Tirumala temple trust to appoint Dalits as priests but only in localities where they are in majority
Tirumala Tirupati Devasthanams is constructing nearly 500 temples in Dalit colonies, tribal areas and fishermen villages across Andhra Pradesh.india Updated: Dec 07, 2017 14:17 IST
The Tirumala Tirupati Devasthanams (TTD), which manages the country’s richest religious centre, has decided to appoint Dalits, Adivasis and fishermen as priests in temples it’s building across Andhra Pradesh to push for social inclusion.
Earlier, Travancore Devaswom Board (TDB) in Kerala reserved 32% seats for SCs, STs and OBCs in recruitment of priests in the temples under its control, in a departure from tradition.
Traditionally, only Brahmins can hold the distinguished position in the temple even as the Supreme Court in a landmark judgment stated that the eligibility for priesthood should be based on the knowledge of rites and traditions, and not the caste.
Many temples across the country even prohibit the entry of Dalits and people from other backward communities.
The TTD, which operates cash-rich Lord Venkateshwara temple in Tirumala in Chittoor district, is training in batches more than 200 people belonging to SC, ST and fishermen communities in priesthood and other Vedic rituals and religious practices.
Unlike the TDB, the Devasthanams will, however, not appoint the trained priests from the backward communities in the “regular temples” it operates. Instead, the trainees will be accommodated as priests in temples it is constructing in various Dalit colonies, tribal areas and fishermen villages across the state.

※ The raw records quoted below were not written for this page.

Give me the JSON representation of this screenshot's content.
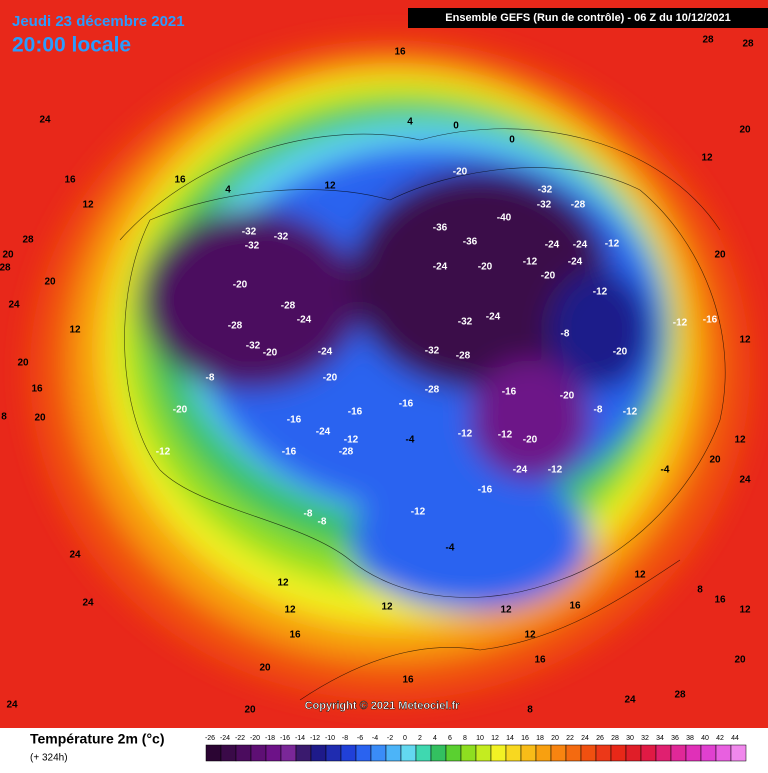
{
  "header": {
    "date": "Jeudi 23 décembre 2021",
    "time": "20:00 locale",
    "run": "Ensemble GEFS  (Run de contrôle)  -  06 Z du 10/12/2021",
    "copyright": "Copyright © 2021 Meteociel.fr"
  },
  "legend": {
    "title": "Température 2m (°c)",
    "subtitle": "(+ 324h)",
    "ticks": [
      -26,
      -24,
      -22,
      -20,
      -18,
      -16,
      -14,
      -12,
      -10,
      -8,
      -6,
      -4,
      -2,
      0,
      2,
      4,
      6,
      8,
      10,
      12,
      14,
      16,
      18,
      20,
      22,
      24,
      26,
      28,
      30,
      32,
      34,
      36,
      38,
      40,
      42,
      44
    ],
    "colors": [
      "#2b0533",
      "#3a0a48",
      "#4b0c5e",
      "#5e0f74",
      "#6d1288",
      "#7a2798",
      "#3a1a6e",
      "#1e1a8a",
      "#1f2cb0",
      "#2040d8",
      "#2a63f0",
      "#3a8cf8",
      "#4cb4f8",
      "#63d8f0",
      "#3fd8b0",
      "#33c060",
      "#5ad030",
      "#8ede20",
      "#c4ec20",
      "#f2f224",
      "#f8d820",
      "#f8bc18",
      "#f8a010",
      "#f88410",
      "#f46a10",
      "#f05010",
      "#ec3818",
      "#e82818",
      "#e01e28",
      "#e01a44",
      "#e02070",
      "#e02898",
      "#e030b8",
      "#e040d0",
      "#e860e0",
      "#f088ec"
    ]
  },
  "map": {
    "labels": [
      16,
      28,
      28,
      24,
      16,
      12,
      28,
      20,
      28,
      24,
      20,
      12,
      20,
      16,
      8,
      20,
      24,
      24,
      20,
      24,
      4,
      0,
      0,
      4,
      16,
      12,
      -20,
      -32,
      -32,
      -28,
      -40,
      -36,
      -32,
      -32,
      -32,
      -36,
      -24,
      -24,
      -12,
      -24,
      -20,
      -12,
      -20,
      -24,
      -20,
      -28,
      -28,
      -24,
      -32,
      -24,
      -8,
      -12,
      -12,
      -16,
      -20,
      -32,
      -20,
      -24,
      -32,
      -28,
      -8,
      -20,
      -28,
      -16,
      -20,
      -8,
      -12,
      -20,
      -16,
      -16,
      -16,
      -12,
      -24,
      -12,
      -4,
      -12,
      -12,
      -20,
      -16,
      -28,
      -16,
      -24,
      -12,
      -4,
      -12,
      -8,
      -8,
      -4,
      12,
      12,
      16,
      12,
      12,
      12,
      16,
      16,
      12,
      16,
      12,
      20,
      20,
      8,
      24,
      28,
      12,
      24,
      20,
      12,
      12,
      20,
      16,
      20,
      8
    ]
  }
}
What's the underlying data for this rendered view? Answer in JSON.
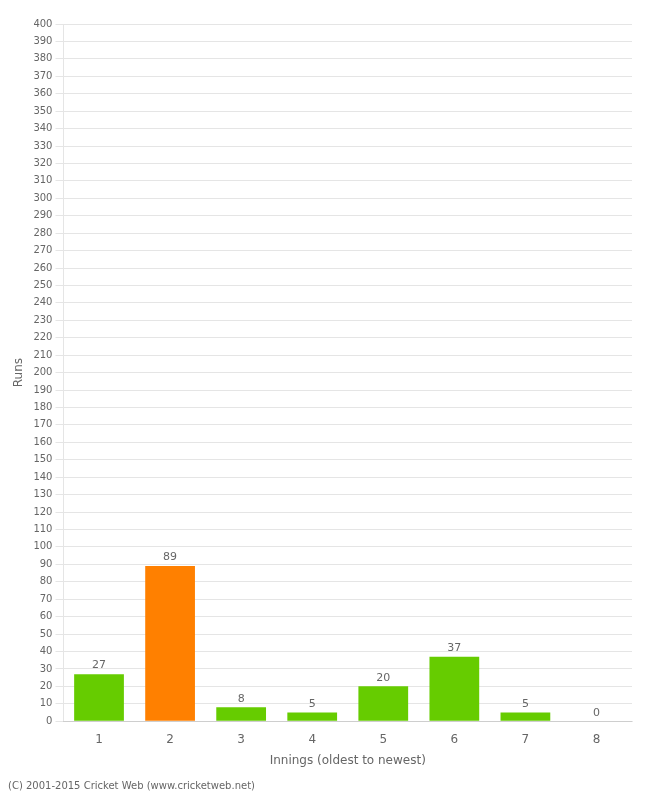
{
  "chart_data": {
    "type": "bar",
    "categories": [
      "1",
      "2",
      "3",
      "4",
      "5",
      "6",
      "7",
      "8"
    ],
    "values": [
      27,
      89,
      8,
      5,
      20,
      37,
      5,
      0
    ],
    "colors": [
      "#66cc00",
      "#ff8000",
      "#66cc00",
      "#66cc00",
      "#66cc00",
      "#66cc00",
      "#66cc00",
      "#66cc00"
    ],
    "xlabel": "Innings (oldest to newest)",
    "ylabel": "Runs",
    "ylim": [
      0,
      400
    ],
    "yticks": [
      0,
      10,
      20,
      30,
      40,
      50,
      60,
      70,
      80,
      90,
      100,
      110,
      120,
      130,
      140,
      150,
      160,
      170,
      180,
      190,
      200,
      210,
      220,
      230,
      240,
      250,
      260,
      270,
      280,
      290,
      300,
      310,
      320,
      330,
      340,
      350,
      360,
      370,
      380,
      390,
      400
    ],
    "grid": true,
    "data_labels": true,
    "annotations": [
      "(C) 2001-2015 Cricket Web (www.cricketweb.net)"
    ]
  }
}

“We are at present constructing nearly 500 temples in these areas where regular Brahmin priests are not available,” TTD official spokesman T Ravi told Hindustan Times.
“We have been training Dalits, tribals and fishermen under the auspices of TTD Dharma Prachara Parishad in various Vedic rituals, so that they could get appointed as priests in their respective villages,” Ravi added.
In all the existing temples the independent trust operates, only traditional Brahmin priests perform the rituals and pujas.
According to TTD executive officer A K Singhal every year three batches of SCs, STs and fishermen would undergo training to perform pujas in the temples in their respective villages.
“The role of Archakas (priests) is not only to perform puja as per the prescribed tenets but also to play a vital role in the propagation of Hindu dharma,” he said, while presenting certificates to 30 priests belonging to backward communities who completed the training.
Though the proposal for imparting training for priesthood to Dalits and Adivasis was mooted long ago, it had taken a shape only last year.
“In the past, there were short training programmes for them, but for the first time, a full-fledged training course is being conducted in Vedic rituals, so that they will be eligible to be appointed as priests in the temples in their respective areas,” Ravi said.
A senior TTD official, who refused to be quoted, said the main objective of training SC, ST and BC priests and appointing them in temples in their own villages is to prevent religious conversions.
“In many parts of the state, people belonging to backward communities are being lured into other religions like Islam and Christianity, because of caste discrimination among Hindus,” he said.
“The TTD has taken up this programme to remove the social stigma and give these people a sense of belonging in Hinduism,” the official said.
A decade ago, the TTD had launched a programme called Dalita Govindam, wherein the temple authorities used to take out procession of Hindu gods in Dalit and tribal hamlets and distribute “prasadam” among the people.
However, the programme was stopped in 2010 as there was no follow-up action in “spreading Hindu dharma” in these colonies, the official added.